Non solo la telefonata al presidente ucraino Volodimir Zelenskij con l’intento di far indagare il figlio di Joe Biden: Donald Trump ha fatto pressioni anche al primo ministro australiano Scott Morrison, chiedendogli il procuratore generale William P. Barr (l’equivalente del nostro ministro della Giustizia) nel tentativo di screditare l’inchiesta di Robert Mueller sul Russiagate. Spunta dunque una nuova telefonata dopo quella che ha fatto scattare la procedura d’impeachment nei confronti dell’inquilino della Casa Bianca sulla base di due rivelazioni fornite al New York Times da due funzionari americani a conoscenza della chiamata. Secondo le informazioni in possesso del NYT, la trascrizione della telefonata sarebbe stata limitata ad alcuni consiglieri di Trump. Ma sulla veridicità del dialogo non ci sono dubbi: è stata la stessa Australia a confermare…

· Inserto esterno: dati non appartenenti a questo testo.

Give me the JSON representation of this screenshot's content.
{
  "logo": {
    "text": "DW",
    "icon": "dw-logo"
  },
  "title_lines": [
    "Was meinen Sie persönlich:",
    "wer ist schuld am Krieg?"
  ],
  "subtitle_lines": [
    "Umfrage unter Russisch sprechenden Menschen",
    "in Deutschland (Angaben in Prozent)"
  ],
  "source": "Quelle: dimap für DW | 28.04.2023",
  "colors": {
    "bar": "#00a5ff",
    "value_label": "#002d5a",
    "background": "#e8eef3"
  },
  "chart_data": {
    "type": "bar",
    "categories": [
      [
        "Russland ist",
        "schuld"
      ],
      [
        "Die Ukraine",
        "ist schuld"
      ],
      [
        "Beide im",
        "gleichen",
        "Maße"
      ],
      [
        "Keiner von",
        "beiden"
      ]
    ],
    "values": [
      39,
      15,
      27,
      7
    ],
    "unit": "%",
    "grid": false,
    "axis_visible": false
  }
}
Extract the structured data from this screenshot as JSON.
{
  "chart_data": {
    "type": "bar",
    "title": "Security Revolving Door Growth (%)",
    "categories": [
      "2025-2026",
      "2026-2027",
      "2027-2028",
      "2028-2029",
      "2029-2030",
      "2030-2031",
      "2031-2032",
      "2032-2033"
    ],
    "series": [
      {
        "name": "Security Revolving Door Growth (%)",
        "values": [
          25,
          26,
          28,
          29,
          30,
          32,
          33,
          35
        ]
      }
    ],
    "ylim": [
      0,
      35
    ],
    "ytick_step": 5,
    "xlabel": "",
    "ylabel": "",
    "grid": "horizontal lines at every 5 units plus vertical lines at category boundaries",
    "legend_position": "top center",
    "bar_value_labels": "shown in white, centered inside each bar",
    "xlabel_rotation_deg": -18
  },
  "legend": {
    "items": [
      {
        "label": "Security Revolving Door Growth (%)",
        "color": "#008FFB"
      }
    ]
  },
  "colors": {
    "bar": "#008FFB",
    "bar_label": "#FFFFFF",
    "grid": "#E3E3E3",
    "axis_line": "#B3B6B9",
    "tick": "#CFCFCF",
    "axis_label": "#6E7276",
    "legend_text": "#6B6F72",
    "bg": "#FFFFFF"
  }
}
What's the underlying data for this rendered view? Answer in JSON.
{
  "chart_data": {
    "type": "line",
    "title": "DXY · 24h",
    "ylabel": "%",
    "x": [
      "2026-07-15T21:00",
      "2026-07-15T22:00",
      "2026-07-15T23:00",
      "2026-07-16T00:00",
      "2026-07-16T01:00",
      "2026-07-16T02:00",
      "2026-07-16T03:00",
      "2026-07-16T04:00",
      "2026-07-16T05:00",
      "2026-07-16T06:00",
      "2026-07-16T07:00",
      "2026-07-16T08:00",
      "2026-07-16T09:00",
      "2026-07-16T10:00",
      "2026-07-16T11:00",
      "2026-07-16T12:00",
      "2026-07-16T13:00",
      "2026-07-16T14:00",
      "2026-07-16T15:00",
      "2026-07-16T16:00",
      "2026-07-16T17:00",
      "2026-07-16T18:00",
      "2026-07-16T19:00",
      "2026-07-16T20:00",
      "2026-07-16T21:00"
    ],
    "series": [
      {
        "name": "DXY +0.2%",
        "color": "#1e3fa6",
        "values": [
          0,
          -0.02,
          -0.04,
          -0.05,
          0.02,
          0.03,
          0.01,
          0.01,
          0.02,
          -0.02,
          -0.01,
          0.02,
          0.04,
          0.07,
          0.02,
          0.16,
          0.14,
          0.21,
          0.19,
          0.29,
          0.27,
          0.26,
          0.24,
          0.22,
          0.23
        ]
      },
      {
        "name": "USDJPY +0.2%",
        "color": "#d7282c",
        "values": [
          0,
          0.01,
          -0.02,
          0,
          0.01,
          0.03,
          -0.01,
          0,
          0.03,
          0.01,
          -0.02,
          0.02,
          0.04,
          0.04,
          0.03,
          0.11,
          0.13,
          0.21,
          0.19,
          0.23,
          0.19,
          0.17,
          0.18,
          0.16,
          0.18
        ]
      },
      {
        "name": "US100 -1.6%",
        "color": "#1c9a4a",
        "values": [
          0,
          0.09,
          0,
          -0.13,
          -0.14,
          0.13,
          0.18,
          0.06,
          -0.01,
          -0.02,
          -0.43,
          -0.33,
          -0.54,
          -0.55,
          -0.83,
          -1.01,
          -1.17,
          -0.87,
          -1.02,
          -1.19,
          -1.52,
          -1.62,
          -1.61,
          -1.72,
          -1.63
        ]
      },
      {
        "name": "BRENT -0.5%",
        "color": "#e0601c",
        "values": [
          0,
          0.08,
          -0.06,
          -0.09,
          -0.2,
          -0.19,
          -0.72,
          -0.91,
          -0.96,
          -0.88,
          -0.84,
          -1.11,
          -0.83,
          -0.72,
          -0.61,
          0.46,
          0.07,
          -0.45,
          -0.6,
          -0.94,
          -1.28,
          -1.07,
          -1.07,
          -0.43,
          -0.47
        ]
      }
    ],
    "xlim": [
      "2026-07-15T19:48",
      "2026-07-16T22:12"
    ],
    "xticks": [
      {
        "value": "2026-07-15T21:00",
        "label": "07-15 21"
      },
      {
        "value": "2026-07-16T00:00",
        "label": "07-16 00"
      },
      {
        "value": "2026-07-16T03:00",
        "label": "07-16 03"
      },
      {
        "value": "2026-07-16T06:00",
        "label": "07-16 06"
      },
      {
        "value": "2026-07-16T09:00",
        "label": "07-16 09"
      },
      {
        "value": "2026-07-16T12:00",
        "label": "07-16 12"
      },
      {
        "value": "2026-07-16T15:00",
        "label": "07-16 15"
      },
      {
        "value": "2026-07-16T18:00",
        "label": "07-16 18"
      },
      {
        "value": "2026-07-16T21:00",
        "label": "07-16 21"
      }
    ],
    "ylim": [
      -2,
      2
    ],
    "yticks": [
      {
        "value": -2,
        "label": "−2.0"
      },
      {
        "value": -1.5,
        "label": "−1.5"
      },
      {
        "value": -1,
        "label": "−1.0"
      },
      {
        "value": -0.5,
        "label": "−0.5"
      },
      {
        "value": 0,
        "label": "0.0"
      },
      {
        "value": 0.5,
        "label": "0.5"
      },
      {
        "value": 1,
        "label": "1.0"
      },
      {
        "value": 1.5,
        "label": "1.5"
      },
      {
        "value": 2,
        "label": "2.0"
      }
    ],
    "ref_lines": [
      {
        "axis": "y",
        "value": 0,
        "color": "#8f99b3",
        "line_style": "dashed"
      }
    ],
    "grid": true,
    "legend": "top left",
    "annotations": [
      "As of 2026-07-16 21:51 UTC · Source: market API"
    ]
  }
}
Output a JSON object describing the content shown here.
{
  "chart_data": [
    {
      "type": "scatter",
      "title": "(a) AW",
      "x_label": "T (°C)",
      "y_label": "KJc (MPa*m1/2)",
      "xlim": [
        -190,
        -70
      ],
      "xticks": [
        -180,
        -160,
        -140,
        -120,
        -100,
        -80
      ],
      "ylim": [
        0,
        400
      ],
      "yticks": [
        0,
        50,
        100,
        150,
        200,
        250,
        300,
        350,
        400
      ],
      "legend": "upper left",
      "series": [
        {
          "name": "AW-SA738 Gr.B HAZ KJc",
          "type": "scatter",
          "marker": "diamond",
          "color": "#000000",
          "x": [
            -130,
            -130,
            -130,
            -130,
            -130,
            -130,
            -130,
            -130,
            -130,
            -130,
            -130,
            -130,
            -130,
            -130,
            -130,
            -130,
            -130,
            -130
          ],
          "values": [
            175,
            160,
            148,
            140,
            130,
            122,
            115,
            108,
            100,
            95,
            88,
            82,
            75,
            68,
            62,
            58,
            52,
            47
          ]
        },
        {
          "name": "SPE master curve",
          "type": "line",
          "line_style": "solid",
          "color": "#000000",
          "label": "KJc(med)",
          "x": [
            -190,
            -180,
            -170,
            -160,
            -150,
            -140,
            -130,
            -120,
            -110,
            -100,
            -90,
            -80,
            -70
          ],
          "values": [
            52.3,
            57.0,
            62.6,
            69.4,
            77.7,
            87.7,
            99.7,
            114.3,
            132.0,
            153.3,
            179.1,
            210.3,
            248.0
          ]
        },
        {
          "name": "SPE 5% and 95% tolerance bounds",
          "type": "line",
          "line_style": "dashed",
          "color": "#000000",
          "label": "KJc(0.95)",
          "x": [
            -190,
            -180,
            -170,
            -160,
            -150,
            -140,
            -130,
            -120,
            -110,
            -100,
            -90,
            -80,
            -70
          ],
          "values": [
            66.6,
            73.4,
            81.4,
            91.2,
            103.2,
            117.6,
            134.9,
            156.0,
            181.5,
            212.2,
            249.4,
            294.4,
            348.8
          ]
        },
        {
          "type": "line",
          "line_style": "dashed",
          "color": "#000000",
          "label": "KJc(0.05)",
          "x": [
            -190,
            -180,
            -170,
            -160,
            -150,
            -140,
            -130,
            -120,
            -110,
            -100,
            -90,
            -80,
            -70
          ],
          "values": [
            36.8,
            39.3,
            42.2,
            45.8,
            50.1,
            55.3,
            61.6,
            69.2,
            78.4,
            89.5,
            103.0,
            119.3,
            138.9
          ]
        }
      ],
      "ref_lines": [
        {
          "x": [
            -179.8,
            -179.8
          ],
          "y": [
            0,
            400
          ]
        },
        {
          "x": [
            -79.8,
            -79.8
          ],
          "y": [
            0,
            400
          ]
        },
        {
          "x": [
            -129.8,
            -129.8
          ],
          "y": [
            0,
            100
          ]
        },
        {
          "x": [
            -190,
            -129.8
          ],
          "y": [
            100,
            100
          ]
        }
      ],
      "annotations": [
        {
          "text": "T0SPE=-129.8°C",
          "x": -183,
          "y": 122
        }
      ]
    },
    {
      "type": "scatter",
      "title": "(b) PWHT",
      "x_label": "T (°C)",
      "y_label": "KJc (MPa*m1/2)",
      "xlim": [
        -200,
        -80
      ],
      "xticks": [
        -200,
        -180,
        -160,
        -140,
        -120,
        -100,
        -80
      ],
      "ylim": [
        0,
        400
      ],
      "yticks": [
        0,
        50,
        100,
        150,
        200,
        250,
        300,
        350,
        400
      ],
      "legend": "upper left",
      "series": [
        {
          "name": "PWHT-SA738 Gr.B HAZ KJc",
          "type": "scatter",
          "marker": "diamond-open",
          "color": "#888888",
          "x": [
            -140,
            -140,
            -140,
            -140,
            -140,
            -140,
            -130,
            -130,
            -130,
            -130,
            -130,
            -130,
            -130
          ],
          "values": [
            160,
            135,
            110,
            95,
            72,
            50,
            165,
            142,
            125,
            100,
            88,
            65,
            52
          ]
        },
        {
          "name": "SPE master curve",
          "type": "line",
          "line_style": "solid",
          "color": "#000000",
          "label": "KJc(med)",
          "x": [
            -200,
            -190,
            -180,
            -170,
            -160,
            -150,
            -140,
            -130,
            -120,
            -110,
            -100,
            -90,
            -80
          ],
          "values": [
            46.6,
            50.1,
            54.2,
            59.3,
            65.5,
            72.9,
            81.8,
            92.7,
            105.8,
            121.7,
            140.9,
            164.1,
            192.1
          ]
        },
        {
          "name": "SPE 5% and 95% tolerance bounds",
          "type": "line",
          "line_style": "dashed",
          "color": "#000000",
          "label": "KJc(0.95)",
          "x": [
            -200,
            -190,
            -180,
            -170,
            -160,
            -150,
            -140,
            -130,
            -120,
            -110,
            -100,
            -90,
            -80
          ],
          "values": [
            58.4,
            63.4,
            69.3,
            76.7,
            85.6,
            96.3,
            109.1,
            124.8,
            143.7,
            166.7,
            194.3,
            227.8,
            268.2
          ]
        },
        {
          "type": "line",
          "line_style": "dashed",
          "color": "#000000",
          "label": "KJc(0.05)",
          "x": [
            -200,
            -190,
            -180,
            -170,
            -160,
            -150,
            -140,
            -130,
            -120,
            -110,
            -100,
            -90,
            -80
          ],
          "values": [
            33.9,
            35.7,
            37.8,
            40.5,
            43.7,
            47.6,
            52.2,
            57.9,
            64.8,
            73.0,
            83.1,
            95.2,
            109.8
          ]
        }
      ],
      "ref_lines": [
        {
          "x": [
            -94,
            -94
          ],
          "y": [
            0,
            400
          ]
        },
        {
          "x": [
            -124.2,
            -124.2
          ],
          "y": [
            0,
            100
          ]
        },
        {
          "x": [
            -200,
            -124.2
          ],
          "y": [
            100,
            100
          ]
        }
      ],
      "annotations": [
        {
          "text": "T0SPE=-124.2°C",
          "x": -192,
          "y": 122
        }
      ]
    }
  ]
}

DONALD TRUMP, SPUNTA NUOVA TELEFONATA…
Un portavoce del governo di Canberra, interpellato sulla vicenda, ha gettato acqua sul fuoco:”Il governo australiano è sempre stato pronto ad assistere e a cooperare con gli sforzi utili a gettare ulteriore luce sulle questioni sotto inchiesta”. Ovviamente anche dalla Casa Bianca hanno tentato di circoscrivere l’episodio sottolineando che la telefonata fra Trump e Morrison è “legata a un’indagine che il Dipartimento di Giustizia ha annunciato mesi fa per scoprire cosa è realmente accaduto. Il Dipartimento di Giustizia ha semplicemente chiesto al presidente di fare delle presentazioni per facilitare l’indagine in corso. Lo ha fatto e questo è tutto”. Ma perché Trump ha chiesto aiuto proprio all’Australia? Non si tratta di un caso. Il Paese, come riportato dal New Yokr Times, l’inchiesta dell’Fbi sulle interferenze della Russia nelle elezioni del 2016 ebbe inizio dopo che alcuni funzionari australiani riferirono che Mosca aveva aperto alla campagna di Trump per la pubblicazione di informazioni dannose su Hillary Clinton. Questi condivisero l’informazione con l’agenzia federale statunitense dopo aver incontrato a Londra nel maggio del 2016 George Papadopoulos, l’ex della campagna di Trump. Papadopolous disse agli australiani che la Russia aveva informazioni su Hillary Clinton e che era in possesso di migliaia di scambi di email fra Clinton e l’accademico maltese Joseph Mifsud. L’uomo, che è stato avvistato l’ultima volta a Roma in qualità di “professore in visita”, sarebbe poi sparito nel nulla.